A common question that we get asked is why the times of high or low water shown on our tidal predictions differ from those computed by another organisation. There are numerous reasons for this.
Different methods of calculation
There are many different ways of computing the tides into the future and they will almost certainly lead to different answers. For example, harmonic analysis of a tide gauge
record is generally considered the most accurate method. If, however, there isn’t a tide gauge
dataset to analyse, sometimes approximations of the time and height of high and low water are
based on differences to a nearby reference port.
Different observation periods
Even using the same techniques can lead to different results if a
different period of observation data is used. For example a harmonic analysis of one year of data from 1980 will not be as accurate as an analysis of 10 years of more recent data.
Rounding
Some tide tables are only published to one decimal place, others to two decimal places. This
can make a difference between two tide tables larger than it really is. If tide table A shows a height of 4.6m and tide table B shows a height of 4.7m, it looks like a 10cm difference. However the actual computed values may well have been 4.649m and 4.651m respectively. So the 2mm
difference has been rounded in opposite directions.

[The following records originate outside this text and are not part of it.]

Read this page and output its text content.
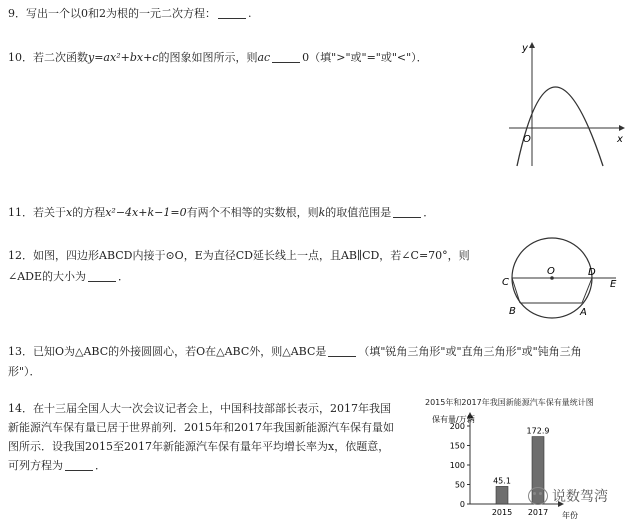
9．写出一个以0和2为根的一元二次方程：	.
10．若二次函数y=ax²+bx+c的图象如图所示，则ac	0（填">"或"="或"<"）．
y
x
O
11．若关于x的方程x²−4x+k−1=0有两个不相等的实数根，则k的取值范围是	．
12．如图，四边形ABCD内接于⊙O，E为直径CD延长线上一点，且AB∥CD，若∠C=70°，则
∠ADE的大小为	．	C
O	D
E
B	A
13．已知O为△ABC的外接圆圆心，若O在△ABC外，则△ABC是	（填"锐角三角形"或"直角三角形"或"钝角三角
形"）．
14．在十三届全国人大一次会议记者会上，中国科技部部长表示，2017年我国
新能源汽车保有量已居于世界前列．2015年和2017年我国新能源汽车保有量如
图所示．设我国2015至2017年新能源汽车保有量年平均增长率为x，依题意，
可列方程为	．
2015年和2017年我国新能源汽车保有量统计图
保有量/万辆
年份
0
50
100
150
200
45.1
2015
172.9
2017
说数驾湾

Differences may not be as big as they seem
At the exact instance of high or low water the height of the tide is not changing. For short periods of time either side of high/low water the tidal level is changing very slowly. The values here show how much the level will change as a percentage of the tidal range for periods up to 15 minutes either side of the quoted high water (HW) for a typical tide.- 1 minute = 0.0036% of tidal range.
- 3 minutes = 0.0320%
- 5 minutes = 0.0889%
- 10 minutes = 0.3554%
- 15 minutes = 0.7990%
Therefore for a location with a 5metre tidal range with HW at midday, the tide will move only 4cm between 11:45am and 12:15pm. So tide tables that show 10 or 15 minute differences in the time of high water could in fact be quite similar.